P-150
At Databricks, we are obsessed with enabling data teams to solve the world’s toughest problems, from security threat detection to cancer drug development. We do this by building and running the world’s best data and AI infrastructure platform, so our customers can focus on the high value challenges that are central to their own missions.
Founded in 2013 by the original creators of Apache Spark™, Databricks has grown from a tiny corner office in Berkeley, California to a global organization with over 1000 employees. Thousands of organizations, from small to Fortune 100, trust Databricks with their mission-critical workloads, making us one of the fastest growing SaaS companies in the world.
Our engineering teams build highly technical products that fulfill real, important needs in the world. We constantly push the boundaries of data and AI technology, while simultaneously operating with the resilience, security and scale that is critical to making customers successful on our platform.
We develop and operate one of the largest scale software platforms. The fleet consists of millions of virtual machines, generating terabytes of logs and processing exabytes of data per day. At our scale, we regularly observe cloud hardware, network, and operating system faults, and our software must gracefully shield our customers from any of the above.

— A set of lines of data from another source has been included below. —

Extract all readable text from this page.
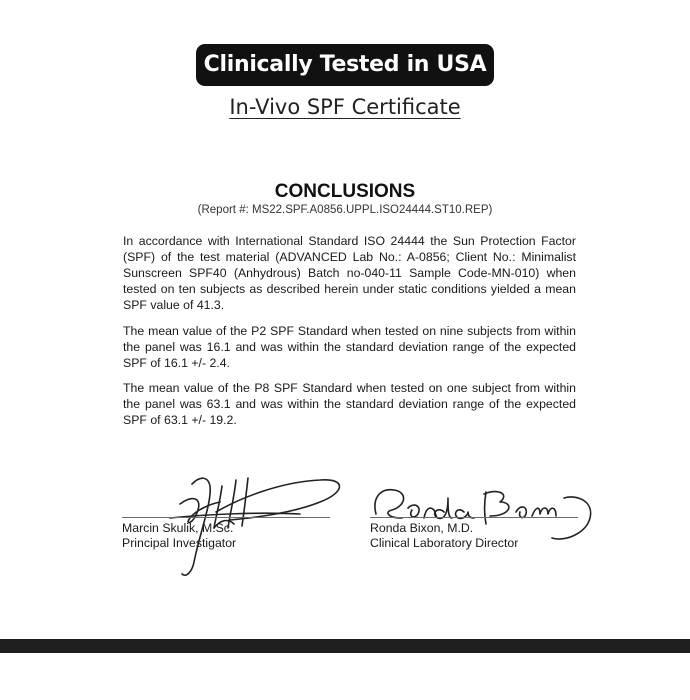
Clinically Tested in USA
In-Vivo SPF Certificate
CONCLUSIONS
(Report #: MS22.SPF.A0856.UPPL.ISO24444.ST10.REP)

In accordance with International Standard ISO 24444 the Sun Protection Factor (SPF) of the test material (ADVANCED Lab No.: A-0856; Client No.: Minimalist Sunscreen SPF40 (Anhydrous) Batch no-040-11 Sample Code-MN-010) when tested on ten subjects as described herein under static conditions yielded a mean SPF value of 41.3.

The mean value of the P2 SPF Standard when tested on nine subjects from within the panel was 16.1 and was within the standard deviation range of the expected SPF of 16.1 +/- 2.4.

The mean value of the P8 SPF Standard when tested on one subject from within the panel was 63.1 and was within the standard deviation range of the expected SPF of 63.1 +/- 19.2.

Marcin Skulik, M.Sc.
Principal Investigator
Ronda Bixon, M.D.
Clinical Laboratory Director
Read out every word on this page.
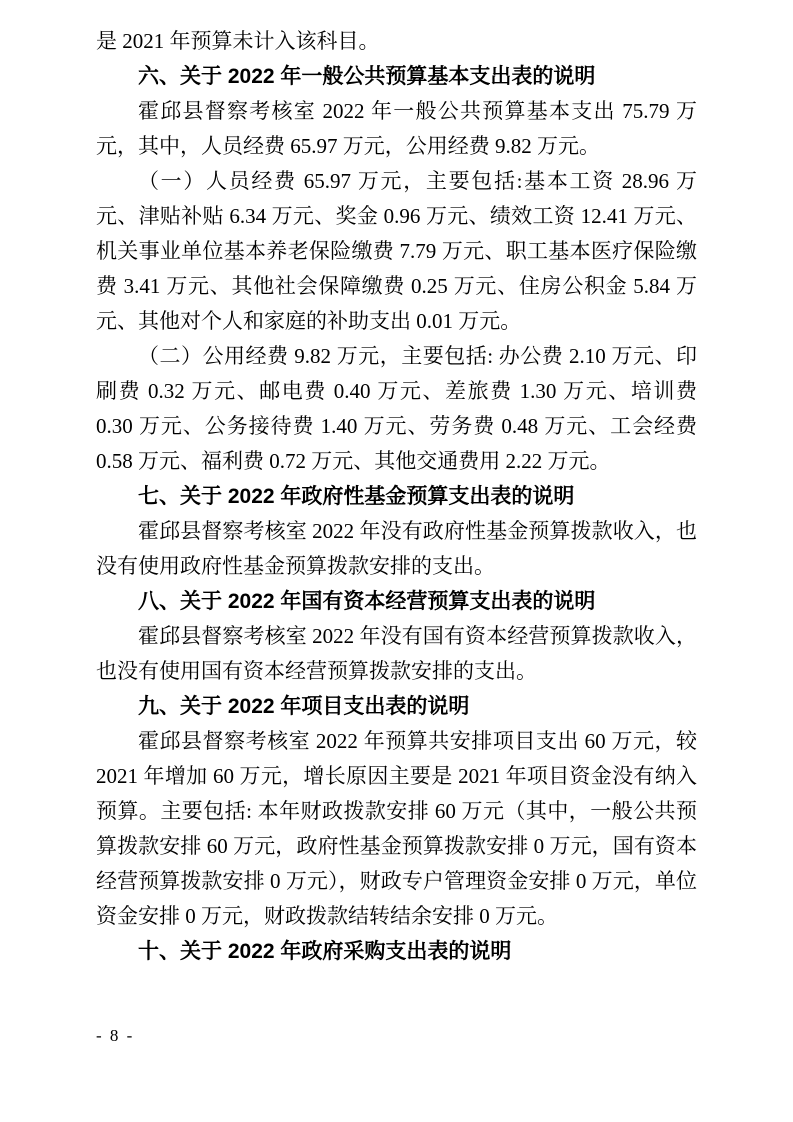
是 2021 年预算未计入该科目。

六、关于 2022 年一般公共预算基本支出表的说明

霍邱县督察考核室 2022 年一般公共预算基本支出 75.79 万元，其中，人员经费 65.97 万元，公用经费 9.82 万元。

（一）人员经费 65.97 万元，主要包括:基本工资 28.96 万元、津贴补贴 6.34 万元、奖金 0.96 万元、绩效工资 12.41 万元、机关事业单位基本养老保险缴费 7.79 万元、职工基本医疗保险缴费 3.41 万元、其他社会保障缴费 0.25 万元、住房公积金 5.84 万元、其他对个人和家庭的补助支出 0.01 万元。

（二）公用经费 9.82 万元，主要包括: 办公费 2.10 万元、印刷费 0.32 万元、邮电费 0.40 万元、差旅费 1.30 万元、培训费 0.30 万元、公务接待费 1.40 万元、劳务费 0.48 万元、工会经费 0.58 万元、福利费 0.72 万元、其他交通费用 2.22 万元。

七、关于 2022 年政府性基金预算支出表的说明

霍邱县督察考核室 2022 年没有政府性基金预算拨款收入，也没有使用政府性基金预算拨款安排的支出。

八、关于 2022 年国有资本经营预算支出表的说明

霍邱县督察考核室 2022 年没有国有资本经营预算拨款收入，也没有使用国有资本经营预算拨款安排的支出。

九、关于 2022 年项目支出表的说明

霍邱县督察考核室 2022 年预算共安排项目支出 60 万元，较 2021 年增加 60 万元，增长原因主要是 2021 年项目资金没有纳入预算。主要包括: 本年财政拨款安排 60 万元（其中，一般公共预算拨款安排 60 万元，政府性基金预算拨款安排 0 万元，国有资本经营预算拨款安排 0 万元），财政专户管理资金安排 0 万元，单位资金安排 0 万元，财政拨款结转结余安排 0 万元。

十、关于 2022 年政府采购支出表的说明

- 8 -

As a software engineer with a backend focus, you will work closely with your team and product management to prioritize, design, implement, test, and operate micro-services for the Databricks platform and product. This implies, among others, writing software in Scala/Java, building data pipelines (Apache Spark™, Apache Kafka), integrating with third-party applications, and interacting with cloud APIs (AWS, Azure, CloudFormation, Terraform).
Below are some example teams you can join:
Data Science and Machine Learning Infrastructure: Build services and infrastructure at the intersection of machine learning and distributed systems. Our technology empowers the flagship collaborative workspace, notebooks, IDE integrations, and project management products. We also enable machine learning at scale with tools for environment management, distributed training, and managing the Machine Learning lifecycle through MLflow.
Compute Fabric: Build the resource management infrastructure powering all the big data and machine learning workloads on the Databricks platform in a robust, flexible, secure, and cloud-agnostic way. The software manages millions of virtual machines.
Data Plane Storage: Deliver reliable and high performance services and client libraries for storing and accessing humongous amount of data on cloud storage backends, e.g., AWS S3, Azure Blob Store.
Enterprise Platform: Offer a simple and powerful experience for onboarding and managing all of their data teams across 10ks of users on the Databricks platform. We do this by building reliable, scalable services and infrastructure with intuitive UIs and by delivering high-impact, cross-cutting projects that drive the "land and expand" strategy for enterprise customers.
Observability: Provide a world class platform for Databricks engineers to comprehensively observe and introspect their applications and services. We build scalable data-intensive infrastructure that processes huge amounts of logs and telemetry. By doing so, we enable teams to become more data-driven and build robust services.
Service Platform: Build high-quality services and manage the services in all environments in a unified way. We provide engineers libraries, tools, services and guidance to develop reliable, scalable, and secure services. We build a unified platform for engineers to deploy and update their services across different clouds and environments.
Core Infra: Build the core infrastructure that powers Databricks, making it available across all geographic regions and Cloud providers. We build highly available distributed systems, heavily utilizing cloud native projects, contributing back whenever possible. We run thousands of Kubernetes clusters across all regions and orchestrate millions of VMs on a daily basis.
Competencies
- BS/MS/PhD in Computer Science, or a related field
- 10+ years of production level experience in one of: Java, Scala, C++, or similar language.
- Comfortable working towards a multi-year vision with incremental deliverables.
- Experience in architecting, developing, deploying, and operating large scale distributed systems.
- Experience working on a SaaS platform or with Service-Oriented Architectures.
- Good knowledge of SQL.
- Experience with software security and systems that handle sensitive data.
- Experience with cloud technologies, e.g. AWS, Azure, GCP, Docker, Kubernetes.